Practicing these skills consistently can help children become more comfortable with using the techniques regularly. Parents may also find these techniques helpful with managing their own worries; by actively practicing them, they are modeling healthy coping behaviors to their children.

Of course, every situation is different. There may be many other determining factors that influence a family’s decision not to return a child to in-person classes. For example, living with high-risk family members may keep children at home to avoid exposure at school. Some children may have been thriving through their virtual learning experience because there are less distractions at home. However, other children may rely on school support resources for learning, and returning to in-person classes may be the only option to utilize these services. It’s important for families to recognize their children’s needs and examine the risk and benefits of these options to help make the appropriate decision. Talking to school counselors and leadership, and keeping up to date on the latest guidance from reputable sources can also help parents make the best decisions for their family.  

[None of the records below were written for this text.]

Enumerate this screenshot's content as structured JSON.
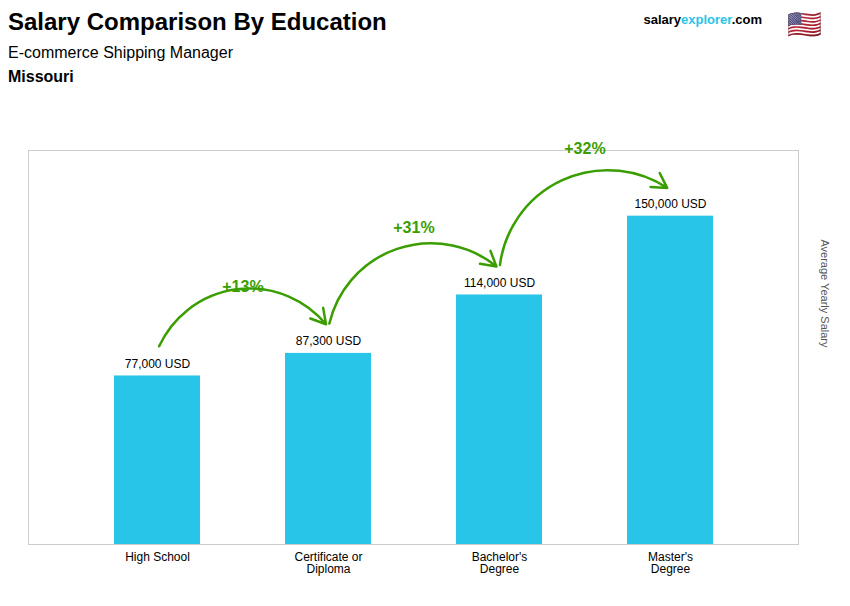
{
  "chart_data": {
    "type": "bar",
    "title": "Salary Comparison By Education",
    "subtitle": "E-commerce Shipping Manager",
    "location": "Missouri",
    "brand": [
      "salary",
      "explorer",
      ".com"
    ],
    "flag": "🇺🇸",
    "ylabel": "Average Yearly Salary",
    "categories": [
      "High School",
      "Certificate or\nDiploma",
      "Bachelor's\nDegree",
      "Master's\nDegree"
    ],
    "values": [
      77000,
      87300,
      114000,
      150000
    ],
    "value_labels": [
      "77,000 USD",
      "87,300 USD",
      "114,000 USD",
      "150,000 USD"
    ],
    "data_labels": true,
    "annotations": [
      "+13%",
      "+31%",
      "+32%"
    ],
    "color": "#29c5e8",
    "ylim": [
      0,
      180000
    ],
    "grid": false,
    "tick_labels": "x"
  }
}
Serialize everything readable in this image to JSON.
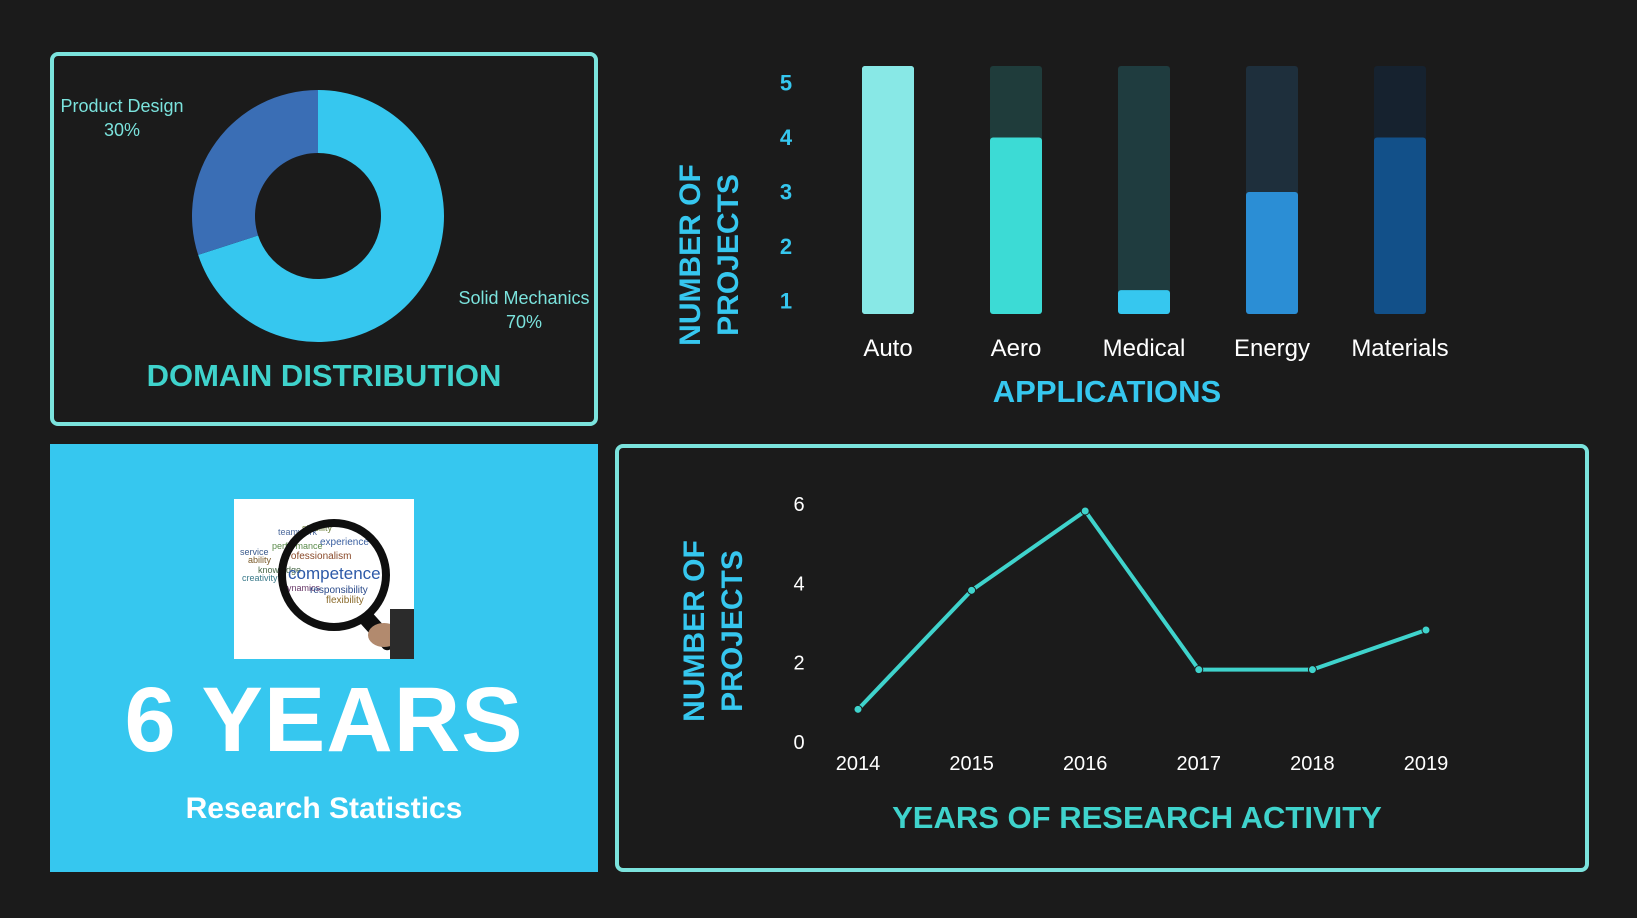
{
  "colors": {
    "background": "#1b1b1b",
    "accent_teal": "#3fd3cc",
    "accent_blue": "#36c7ef",
    "border": "#7be3dd"
  },
  "domain_panel": {
    "title": "DOMAIN DISTRIBUTION"
  },
  "stat_panel": {
    "big_value": "6 YEARS",
    "label": "Research Statistics",
    "image_words": [
      "teamwork",
      "stability",
      "service",
      "performance",
      "experience",
      "ability",
      "professionalism",
      "knowledge",
      "competence",
      "creativity",
      "dynamics",
      "responsibility",
      "flexibility"
    ],
    "image_icon": "magnifying-glass-icon"
  },
  "chart_data": [
    {
      "type": "pie",
      "title": "DOMAIN DISTRIBUTION",
      "donut": true,
      "slices": [
        {
          "label": "Solid Mechanics",
          "value": 70,
          "display": "70%",
          "color": "#36c7ef"
        },
        {
          "label": "Product Design",
          "value": 30,
          "display": "30%",
          "color": "#3a6eb5"
        }
      ]
    },
    {
      "type": "bar",
      "title": "",
      "xlabel": "APPLICATIONS",
      "ylabel": "NUMBER OF PROJECTS",
      "ylim": [
        1,
        5
      ],
      "yticks": [
        1,
        2,
        3,
        4,
        5
      ],
      "categories": [
        "Auto",
        "Aero",
        "Medical",
        "Energy",
        "Materials"
      ],
      "values": [
        5,
        4,
        1.2,
        3,
        4
      ],
      "colors": [
        "#88e8e6",
        "#3cdbd5",
        "#36c7ef",
        "#2b8ed5",
        "#125089"
      ],
      "track_colors": [
        "#88e8e6",
        "#1f3c3b",
        "#1f3c3f",
        "#1e2f3c",
        "#16222f"
      ],
      "grid": false
    },
    {
      "type": "line",
      "title": "",
      "xlabel": "YEARS OF RESEARCH ACTIVITY",
      "ylabel": "NUMBER OF PROJECTS",
      "x": [
        "2014",
        "2015",
        "2016",
        "2017",
        "2018",
        "2019"
      ],
      "y": [
        1,
        4,
        6,
        2,
        2,
        3
      ],
      "ylim": [
        0,
        6
      ],
      "yticks": [
        0,
        2,
        4,
        6
      ],
      "color": "#3fd3cc",
      "grid": false
    }
  ]
}
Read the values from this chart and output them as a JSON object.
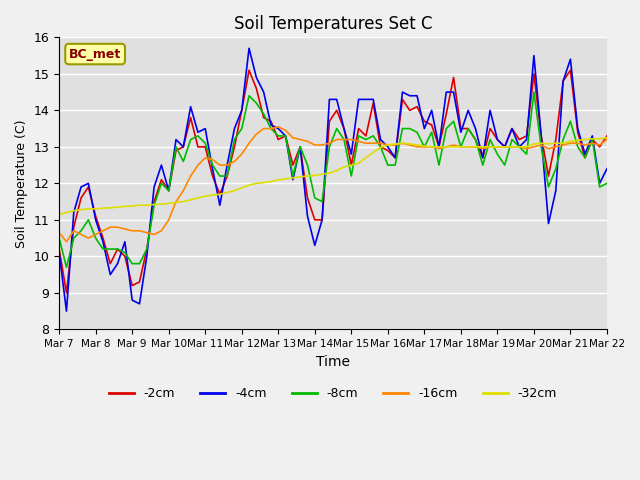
{
  "title": "Soil Temperatures Set C",
  "xlabel": "Time",
  "ylabel": "Soil Temperature (C)",
  "ylim": [
    8.0,
    16.0
  ],
  "yticks": [
    8.0,
    9.0,
    10.0,
    11.0,
    12.0,
    13.0,
    14.0,
    15.0,
    16.0
  ],
  "xtick_labels": [
    "Mar 7",
    "Mar 8",
    "Mar 9",
    "Mar 10",
    "Mar 11",
    "Mar 12",
    "Mar 13",
    "Mar 14",
    "Mar 15",
    "Mar 16",
    "Mar 17",
    "Mar 18",
    "Mar 19",
    "Mar 20",
    "Mar 21",
    "Mar 22"
  ],
  "legend_label": "BC_met",
  "series_labels": [
    "-2cm",
    "-4cm",
    "-8cm",
    "-16cm",
    "-32cm"
  ],
  "series_colors": [
    "#dd0000",
    "#0000ee",
    "#00bb00",
    "#ff8800",
    "#dddd00"
  ],
  "background_color": "#e0e0e0",
  "fig_facecolor": "#f0f0f0",
  "t_2cm": [
    10.2,
    9.0,
    10.8,
    11.6,
    11.9,
    11.1,
    10.5,
    9.8,
    10.2,
    10.0,
    9.2,
    9.3,
    10.2,
    11.5,
    12.1,
    11.8,
    12.9,
    13.0,
    13.8,
    13.0,
    13.0,
    12.2,
    11.7,
    12.2,
    13.0,
    14.0,
    15.1,
    14.6,
    13.8,
    13.7,
    13.2,
    13.3,
    12.5,
    13.0,
    11.6,
    11.0,
    11.0,
    13.7,
    14.0,
    13.5,
    12.5,
    13.5,
    13.3,
    14.2,
    13.0,
    12.9,
    12.7,
    14.3,
    14.0,
    14.1,
    13.7,
    13.6,
    13.0,
    13.9,
    14.9,
    13.5,
    13.5,
    13.2,
    12.7,
    13.5,
    13.2,
    13.0,
    13.5,
    13.2,
    13.3,
    15.0,
    13.3,
    12.2,
    13.2,
    14.8,
    15.1,
    13.4,
    12.7,
    13.2,
    13.0,
    13.3
  ],
  "t_4cm": [
    10.1,
    8.5,
    11.2,
    11.9,
    12.0,
    11.0,
    10.4,
    9.5,
    9.8,
    10.4,
    8.8,
    8.7,
    10.0,
    11.9,
    12.5,
    11.8,
    13.2,
    13.0,
    14.1,
    13.4,
    13.5,
    12.4,
    11.4,
    12.5,
    13.5,
    14.0,
    15.7,
    14.9,
    14.5,
    13.6,
    13.5,
    13.3,
    12.1,
    13.0,
    11.1,
    10.3,
    11.0,
    14.3,
    14.3,
    13.5,
    12.8,
    14.3,
    14.3,
    14.3,
    13.2,
    13.0,
    12.7,
    14.5,
    14.4,
    14.4,
    13.5,
    14.0,
    13.0,
    14.5,
    14.5,
    13.4,
    14.0,
    13.5,
    12.7,
    14.0,
    13.2,
    13.0,
    13.5,
    13.0,
    13.2,
    15.5,
    13.3,
    10.9,
    11.8,
    14.8,
    15.4,
    13.5,
    12.8,
    13.3,
    12.0,
    12.4
  ],
  "t_8cm": [
    10.5,
    9.7,
    10.5,
    10.7,
    11.0,
    10.5,
    10.2,
    10.2,
    10.2,
    10.1,
    9.8,
    9.8,
    10.2,
    11.4,
    12.0,
    11.8,
    13.0,
    12.6,
    13.2,
    13.3,
    13.1,
    12.5,
    12.2,
    12.2,
    13.2,
    13.5,
    14.4,
    14.2,
    13.9,
    13.5,
    13.3,
    13.3,
    12.2,
    13.0,
    12.5,
    11.6,
    11.5,
    13.0,
    13.5,
    13.2,
    12.2,
    13.3,
    13.2,
    13.3,
    13.0,
    12.5,
    12.5,
    13.5,
    13.5,
    13.4,
    13.0,
    13.4,
    12.5,
    13.5,
    13.7,
    13.0,
    13.5,
    13.2,
    12.5,
    13.2,
    12.8,
    12.5,
    13.2,
    13.0,
    12.8,
    14.5,
    13.0,
    11.9,
    12.4,
    13.2,
    13.7,
    13.0,
    12.7,
    13.2,
    11.9,
    12.0
  ],
  "t_16cm": [
    10.65,
    10.4,
    10.7,
    10.6,
    10.5,
    10.6,
    10.7,
    10.8,
    10.8,
    10.75,
    10.7,
    10.7,
    10.65,
    10.6,
    10.7,
    11.0,
    11.5,
    11.8,
    12.2,
    12.5,
    12.7,
    12.65,
    12.5,
    12.5,
    12.6,
    12.8,
    13.1,
    13.35,
    13.5,
    13.5,
    13.55,
    13.45,
    13.25,
    13.2,
    13.15,
    13.05,
    13.05,
    13.1,
    13.2,
    13.2,
    13.2,
    13.15,
    13.1,
    13.1,
    13.1,
    13.05,
    13.05,
    13.1,
    13.05,
    13.0,
    13.0,
    13.0,
    12.95,
    13.0,
    13.05,
    13.0,
    13.0,
    13.0,
    12.95,
    13.0,
    13.0,
    13.0,
    13.0,
    13.0,
    12.95,
    13.0,
    13.05,
    12.95,
    13.0,
    13.05,
    13.1,
    13.1,
    13.05,
    13.1,
    13.05,
    13.2
  ],
  "t_32cm": [
    11.15,
    11.2,
    11.25,
    11.28,
    11.3,
    11.3,
    11.32,
    11.33,
    11.35,
    11.37,
    11.38,
    11.4,
    11.4,
    11.42,
    11.43,
    11.45,
    11.48,
    11.5,
    11.55,
    11.6,
    11.65,
    11.68,
    11.7,
    11.75,
    11.8,
    11.88,
    11.95,
    12.0,
    12.02,
    12.05,
    12.1,
    12.12,
    12.15,
    12.18,
    12.2,
    12.22,
    12.25,
    12.28,
    12.35,
    12.45,
    12.5,
    12.55,
    12.7,
    12.85,
    12.98,
    13.05,
    13.08,
    13.1,
    13.08,
    13.05,
    13.02,
    13.0,
    13.0,
    13.0,
    13.0,
    13.0,
    13.0,
    13.0,
    13.0,
    13.0,
    13.0,
    13.0,
    13.0,
    13.0,
    13.0,
    13.08,
    13.1,
    13.08,
    13.1,
    13.1,
    13.15,
    13.18,
    13.2,
    13.22,
    13.22,
    13.25
  ]
}
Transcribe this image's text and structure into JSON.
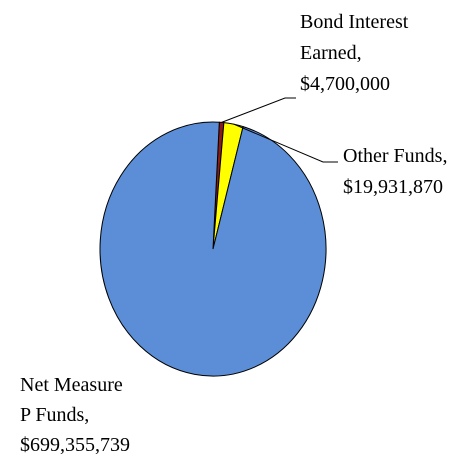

These tips and strategies can support parents as they navigate these adjustments with their children. It’s important to note though that if a child’s behavioral problems are becoming more frequent, more severe, or unmanageable, it is important to speak with their pediatrician to explore possible solutions or resources that are available. 

Being aware of your childrens’ physical and mental health needs, following health guidelines, and staying informed of changes in your community can help with the upcoming adjustments and transitions. As parents support their children and care for their families, it’s also important for them to check in and regulate their own anxieties, as it can set the stage for how your child reacts to the situation as well.